Briefly describe asthma and the drugs (with their mechanism of action) used to treat it

INTRO
Asthma is defined as a chronic inflammatory disorder of the airways that can cause recurrent episodes of
wheezing, breathlessness, chest tightness and cough. The airway obstruction associated with asthma sets
it apart from COPD, in which the obstruction is usually not reversible. The disruption of the normal airflow
into the lungs is what precipitates the symptoms that were previously mentioned. Bronchospasm appears to
be the most presenting feature but is not usually the major contributing factor to the pathogenesis, which is
it being a condition of chronic inflammation. In this essay, I shall discuss the pathophysiology of asthma and
then go on to discuss the various mechanisms by which it can be treated.

PATHOPHYSIOLOGY
The cause of the inflammation and bronchial hyper-reactivity in asthma is due to epithelia and smooth muscle
cells, with the pathophysiology being split into an immediate and late stage. The immediate phase is initiated
by the inhalation of a stimuli that activates airway epithelia, resulting in the secretion of cytokines that trigger
dendritic cell maturation, as well as chemokines and interleukins. Stem cell-factor is also released which act
on KIT receptors of mast cells leading to their recruitment to the surface of the airway where IgE sensitised
mast cells can be activated by the allergens. This initiates degranulation and release of bronchoconstrictors
such as histamine, leukotrienes and prostaglandins, as well as IL4, IL5 and IL13.

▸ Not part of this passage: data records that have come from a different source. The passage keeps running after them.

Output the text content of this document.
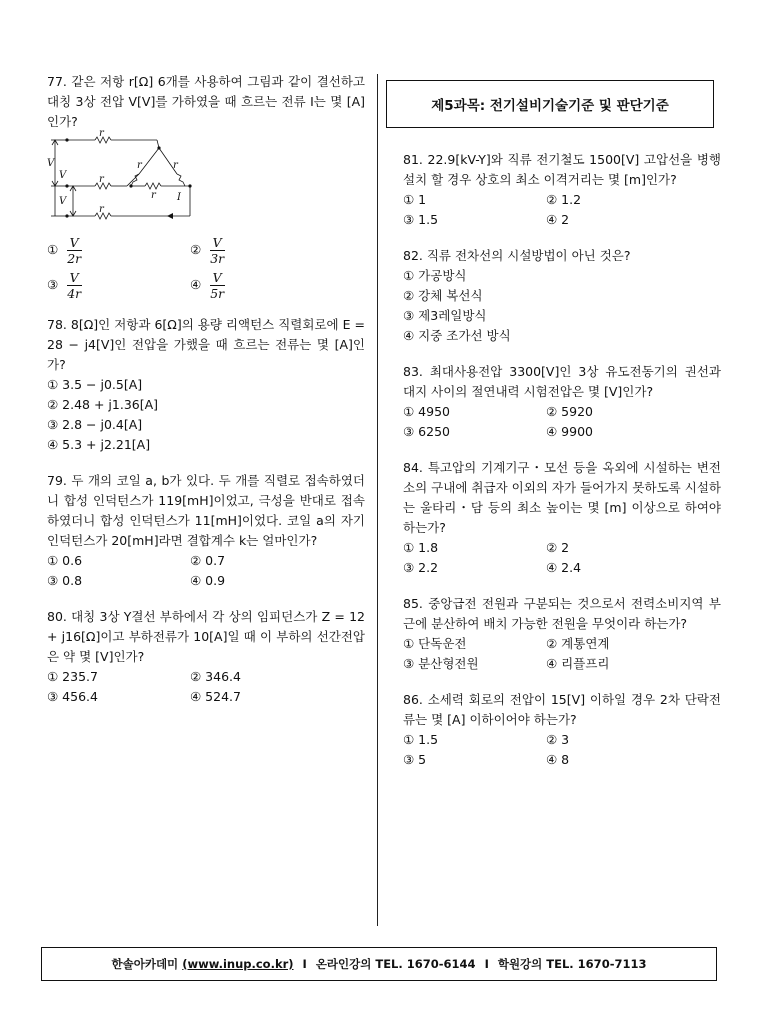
제5과목: 전기설비기술기준 및 판단기준
77. 같은 저항 r[Ω] 6개를 사용하여 그림과 같이 결선하고 대칭 3상 전압 V[V]를 가하였을 때 흐르는 전류 I는 몇 [A]인가?
r
r
r
r	r
r I
V
V
V
① $\frac{V}{2r}$	② $\frac{V}{3r}$
③ $\frac{V}{4r}$	④ $\frac{V}{5r}$
78. 8[Ω]인 저항과 6[Ω]의 용량 리액턴스 직렬회로에 E = 28 − j4[V]인 전압을 가했을 때 흐르는 전류는 몇 [A]인가?
① 3.5 − j0.5[A]
② 2.48 + j1.36[A]
③ 2.8 − j0.4[A]
④ 5.3 + j2.21[A]
79. 두 개의 코일 a, b가 있다. 두 개를 직렬로 접속하였더니 합성 인덕턴스가 119[mH]이었고, 극성을 반대로 접속하였더니 합성 인덕턴스가 11[mH]이었다. 코일 a의 자기 인덕턴스가 20[mH]라면 결합계수 k는 얼마인가?
① 0.6	② 0.7
③ 0.8	④ 0.9
80. 대칭 3상 Y결선 부하에서 각 상의 임피던스가 Z = 12 + j16[Ω]이고 부하전류가 10[A]일 때 이 부하의 선간전압은 약 몇 [V]인가?
① 235.7	② 346.4
③ 456.4	④ 524.7
81. 22.9[kV-Y]와 직류 전기철도 1500[V] 고압선을 병행설치 할 경우 상호의 최소 이격거리는 몇 [m]인가?
① 1	② 1.2
③ 1.5	④ 2
82. 직류 전차선의 시설방법이 아닌 것은?
① 가공방식
② 강체 복선식
③ 제3레일방식
④ 지중 조가선 방식
83. 최대사용전압 3300[V]인 3상 유도전동기의 권선과 대지 사이의 절연내력 시험전압은 몇 [V]인가?
① 4950	② 5920
③ 6250	④ 9900
84. 특고압의 기계기구・모선 등을 옥외에 시설하는 변전소의 구내에 취급자 이외의 자가 들어가지 못하도록 시설하는 울타리・담 등의 최소 높이는 몇 [m] 이상으로 하여야 하는가?
① 1.8	② 2
③ 2.2	④ 2.4
85. 중앙급전 전원과 구분되는 것으로서 전력소비지역 부근에 분산하여 배치 가능한 전원을 무엇이라 하는가?
① 단독운전	② 계통연계
③ 분산형전원	④ 리플프리
86. 소세력 회로의 전압이 15[V] 이하일 경우 2차 단락전류는 몇 [A] 이하이어야 하는가?
① 1.5	② 3
③ 5	④ 8
한솔아카데미
(www.inup.co.kr) I 온라인강의 TEL. 1670-6144 I 학원강의 TEL. 1670-7113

It is the histamine and leukotrienes that are pivotal in the early stages of the disease and they trigger the
same intracellular signalling cascade in smooth muscle cells which produces constriction. The binding of
these agonists to their receptive Gq-couple GPCR activates the membrane bound enzyme phospholipase C,
which cleaves PIP2 into IP3 and DAG; IP3 is released in the cytosol and binds the IP3 receptor on the
sarcoplasmic reticulum which is a ligand gated calcium ion channel. IP3 binding initiates the release of calcium
ions into the cytosol, and this can then bind calmodulin which directly phosphorylates myosin light-chain
kinase, and therefore activates it, which results in the phosphorylation of myosin light chain. Cross-bridge
cycling is then able to occur which can lead to contraction. DAG is able to activate PKC, which phosphorylates
an inhibitor of myosin light chain phosphatase, preventing the dephosphorylation back to its inactive state.
The late phase of an asthma attack is mediated by influx of TH2 lymphocytes and eosinophils. The
lymphocytes secrete further IL4, IL5 and IL13, with IL5 being
responsible for eosinophil differentiation in bone marrow
whereas IL4 and IL13 are involved in inducing B cells to
undergo immunoglobulin class switching to produce IgE.
Allergen sensitisation occurs when the allergen is
endocytosed and processed in dendritic cells into smaller
peptides, which are presented as part of a peptide: MHC II
complex on the cell surface. The antigen presenting cells then
encounter T cell receptors of naïve CD4 T cells, which causes
their activation and differentiation into TH2 cells.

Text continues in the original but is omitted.